更新していたからなのかこっちより短編の方が結構読まれていた。


慎二を倒した次の日、教室で待機していると端末に着信音が鳴ったので見てみると対戦相手の発表というメールが届いた。

 

 「ふむ、対戦相手が発表されたか。では見に行くとしようかの」

 

 それに肯き、指定された場所へ行き、自分の名前を探すと、

 

 「マスター:ダン・ブラックモア

  決戦場:二の月想海」

 

 「・・・ふむ、次の相手は君か」

 

 そう言い自分に声を掛けて来たのは老人だった。軍人らしい黒い衣服に緑の鎧、迷彩服の様なカラーリングに白い髪と髭が特徴だった。本来年を取ると衰えを感じさせるが、このブラックモアという人物からはそんなものは一切感じなかった。

 

 「若いな。実戦の経験等まるで無いな。だが相手の風貌に臆さない点とその覚悟を決めた目は評価できるが・・・、若干の迷いを感じるな。君の迷いが決戦日までに晴れるといいが」

 

 そう言ってダン・ブラックモアは去っていった。

 

 「今回の相手は老将か。前回の小僧なんかと比べものにならん相手じゃ。気を引き締めよ。
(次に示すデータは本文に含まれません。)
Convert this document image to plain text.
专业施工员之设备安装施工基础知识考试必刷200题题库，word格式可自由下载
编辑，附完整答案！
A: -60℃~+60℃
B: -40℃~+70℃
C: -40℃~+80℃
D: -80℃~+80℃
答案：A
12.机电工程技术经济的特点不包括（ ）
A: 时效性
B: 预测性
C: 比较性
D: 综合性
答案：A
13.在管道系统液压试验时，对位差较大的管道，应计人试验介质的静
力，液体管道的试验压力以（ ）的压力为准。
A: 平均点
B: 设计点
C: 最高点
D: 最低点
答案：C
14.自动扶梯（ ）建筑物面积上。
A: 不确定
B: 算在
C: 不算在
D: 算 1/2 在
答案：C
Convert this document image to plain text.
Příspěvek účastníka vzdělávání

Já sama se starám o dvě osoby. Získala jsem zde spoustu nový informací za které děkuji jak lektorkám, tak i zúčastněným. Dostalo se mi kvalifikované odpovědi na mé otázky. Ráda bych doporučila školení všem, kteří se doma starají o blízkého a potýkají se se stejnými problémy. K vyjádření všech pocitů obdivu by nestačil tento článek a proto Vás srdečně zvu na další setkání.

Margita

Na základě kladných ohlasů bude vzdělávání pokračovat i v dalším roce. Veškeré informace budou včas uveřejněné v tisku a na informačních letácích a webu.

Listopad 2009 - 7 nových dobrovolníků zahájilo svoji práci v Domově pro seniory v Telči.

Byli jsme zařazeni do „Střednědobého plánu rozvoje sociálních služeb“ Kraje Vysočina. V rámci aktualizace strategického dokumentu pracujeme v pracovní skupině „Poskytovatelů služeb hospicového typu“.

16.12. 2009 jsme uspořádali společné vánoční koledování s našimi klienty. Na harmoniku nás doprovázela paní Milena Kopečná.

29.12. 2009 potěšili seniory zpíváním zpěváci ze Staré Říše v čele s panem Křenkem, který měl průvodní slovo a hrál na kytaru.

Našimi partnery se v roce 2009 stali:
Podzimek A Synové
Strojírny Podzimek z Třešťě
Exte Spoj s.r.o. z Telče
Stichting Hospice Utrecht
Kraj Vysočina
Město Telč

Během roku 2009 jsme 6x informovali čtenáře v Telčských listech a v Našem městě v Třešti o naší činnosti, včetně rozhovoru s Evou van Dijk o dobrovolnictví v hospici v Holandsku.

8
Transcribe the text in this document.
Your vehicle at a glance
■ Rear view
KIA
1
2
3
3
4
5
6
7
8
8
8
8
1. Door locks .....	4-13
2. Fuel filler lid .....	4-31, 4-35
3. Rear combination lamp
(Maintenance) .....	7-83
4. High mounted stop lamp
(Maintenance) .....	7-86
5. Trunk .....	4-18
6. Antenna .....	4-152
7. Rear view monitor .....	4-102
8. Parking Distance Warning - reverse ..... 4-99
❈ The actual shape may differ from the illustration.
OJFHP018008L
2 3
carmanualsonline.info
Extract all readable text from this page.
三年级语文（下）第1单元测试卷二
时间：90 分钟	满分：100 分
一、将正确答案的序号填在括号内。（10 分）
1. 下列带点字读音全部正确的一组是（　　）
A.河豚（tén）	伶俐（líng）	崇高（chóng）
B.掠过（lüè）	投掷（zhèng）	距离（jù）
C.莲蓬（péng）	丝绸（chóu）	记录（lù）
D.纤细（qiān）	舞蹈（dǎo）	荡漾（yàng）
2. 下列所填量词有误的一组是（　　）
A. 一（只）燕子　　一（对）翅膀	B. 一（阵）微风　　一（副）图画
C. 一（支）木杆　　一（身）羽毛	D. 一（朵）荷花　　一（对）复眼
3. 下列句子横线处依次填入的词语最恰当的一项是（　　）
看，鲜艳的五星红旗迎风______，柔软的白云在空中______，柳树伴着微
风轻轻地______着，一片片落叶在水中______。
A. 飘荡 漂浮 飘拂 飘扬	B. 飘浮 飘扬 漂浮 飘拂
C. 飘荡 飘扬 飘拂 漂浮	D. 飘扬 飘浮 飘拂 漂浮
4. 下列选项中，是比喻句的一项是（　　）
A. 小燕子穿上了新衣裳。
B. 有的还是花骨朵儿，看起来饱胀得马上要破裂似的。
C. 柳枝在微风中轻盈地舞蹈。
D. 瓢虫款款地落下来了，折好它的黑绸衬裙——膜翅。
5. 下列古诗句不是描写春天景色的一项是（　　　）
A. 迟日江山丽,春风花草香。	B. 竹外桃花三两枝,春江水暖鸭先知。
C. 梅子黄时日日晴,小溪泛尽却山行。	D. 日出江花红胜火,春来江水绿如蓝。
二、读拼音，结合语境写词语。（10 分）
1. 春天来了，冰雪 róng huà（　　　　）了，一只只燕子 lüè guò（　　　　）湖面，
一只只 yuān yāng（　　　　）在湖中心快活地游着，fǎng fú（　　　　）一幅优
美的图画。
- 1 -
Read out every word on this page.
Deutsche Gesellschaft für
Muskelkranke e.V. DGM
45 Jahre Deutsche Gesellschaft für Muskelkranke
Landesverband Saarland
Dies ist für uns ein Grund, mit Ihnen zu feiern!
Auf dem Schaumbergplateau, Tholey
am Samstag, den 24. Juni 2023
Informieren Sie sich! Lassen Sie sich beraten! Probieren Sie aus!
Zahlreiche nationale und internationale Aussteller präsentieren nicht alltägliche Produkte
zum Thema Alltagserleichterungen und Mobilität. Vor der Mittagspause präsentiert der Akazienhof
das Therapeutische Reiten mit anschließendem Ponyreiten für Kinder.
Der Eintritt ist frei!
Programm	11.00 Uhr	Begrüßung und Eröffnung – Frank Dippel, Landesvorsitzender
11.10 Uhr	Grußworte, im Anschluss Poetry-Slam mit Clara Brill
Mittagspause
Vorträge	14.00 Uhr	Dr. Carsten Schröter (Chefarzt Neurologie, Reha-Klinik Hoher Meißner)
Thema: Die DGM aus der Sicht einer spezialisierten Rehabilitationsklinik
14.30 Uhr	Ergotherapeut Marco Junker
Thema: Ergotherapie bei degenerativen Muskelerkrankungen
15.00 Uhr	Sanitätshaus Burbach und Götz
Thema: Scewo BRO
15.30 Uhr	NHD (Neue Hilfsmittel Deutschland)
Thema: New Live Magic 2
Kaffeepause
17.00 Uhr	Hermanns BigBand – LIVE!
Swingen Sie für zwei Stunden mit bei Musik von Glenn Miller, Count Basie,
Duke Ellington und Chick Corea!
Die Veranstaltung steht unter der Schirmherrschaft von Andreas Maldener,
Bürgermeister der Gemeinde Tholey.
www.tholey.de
お主との経験の差は天と地程あるが、勝ち目がない訳ではないからな」

 

 相手がカスタムアバターを使っている時点で格上なのは慎二も同じだが、相手は情報の重さを理解しているだろう。その点の違いだけで十分慎二よりも強敵という事は理解できた。でも、一つだけ気になる事を彼は言っていた。若干の迷いを感じる・・・これが何を意味しているのか今の自分にはまるで分からなかった。

 

 「分からん事を今考えても仕方なかろう。それにそういう事は戦いの最中に分かるかもしれん。今は目の前の事に集中せよ」

 

 それもそうだね。多分もう少ししたらトリガーの件のメールも来るだろう、今はそっちに重点を置くべきなのかもしれない。彼の言葉の真意はそれからだ。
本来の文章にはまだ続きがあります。